Это продолжалось, когда мы вошли в харчевню. Почтительно кланяясь, появился хозяин и извинился, что его «etablissement» [14]может предложить только одно легкое блюдо на обед — простую тушеную телятину. Но если у Мессира есть время, для него охотно заколют пару голубей или молодого петушка.

— Нет, благодарю! — отказался Сецуан. — Телятина — это замечательно! И распорядитесь подать кувшин вина и кувшин воды.

На столе появилась тушеная телятина, и я поела, хотя головная боль не позволяла разыграться аппетиту. Я всласть напилась, и это помогло. А может, дело в воде с вином?

— Не знаешь, насколько хороша здешняя вода, — сказал Сецуан. — И нет ничего противней детей, которых тошнит.

Я подумала, что тошнота у взрослых не лучше! Но я послушно пила, хотя вино придавало воде кисло-сладкий бродильный вкус.

— Вкусно? — осторожно спросил хозяин; он по-прежнему держался так, словно изнемогал от желания заколоть для нас петушка.

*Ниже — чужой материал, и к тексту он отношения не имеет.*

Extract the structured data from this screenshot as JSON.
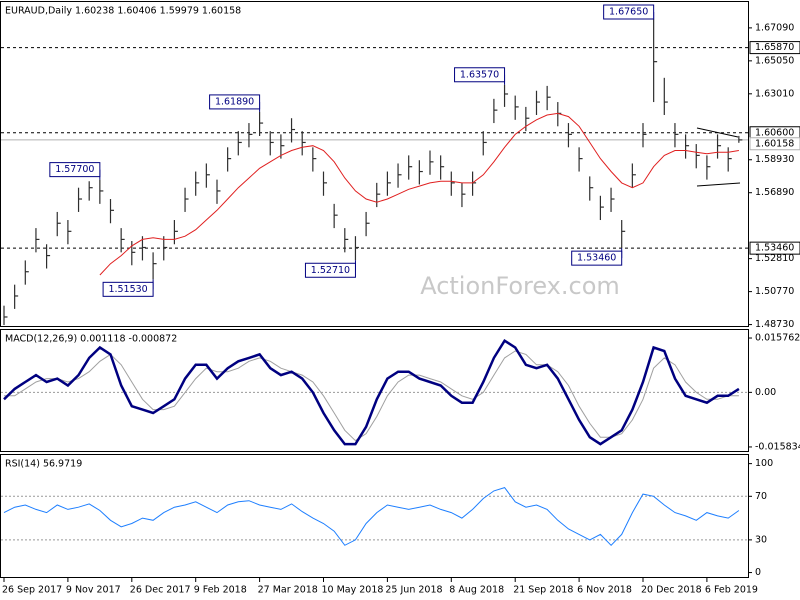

— Великолепно! — похвалил Сецуан. — Мой добрый хозяин, я и вправду думаю, будто это лучшая тушеная телятина, какую я едал на своем веку. Вы можете гордиться своим постоялым двором и своей кухней.

Румянец восторга разлился по лицу хозяина от заросшего редкой бороденкой подбородка до его лысых висков.

— Вы, Мессир, чрезмерно любезны! — сказал он, отвесив глубокий поклон. — Не соблаговолите ли принять на десерт небольшой миндальный пирог?

Да, Сецуан знал, как надо обходиться с людьми, но самое примечательное случилось, когда мы собрались уходить. Сецуан протянул хозяину простую монету. Я была твердо уверена в том, что она медная, а одним медным скиллингом не расплатишься за две тарелки телятины, воду, вино, корм для ослика и так далее. Однако же хозяин вел себя так, словно получил золотой. Его лицо просияло, он кланялся, расшаркивался и желал господам приятного путешествия. Конюху вообще ничего не досталось кроме нескольких хвалебных слов, но и он тоже улыбался, и кланялся, и желал нам всего хорошего.

Когда постоялый двор остался позади, я набралась храбрости.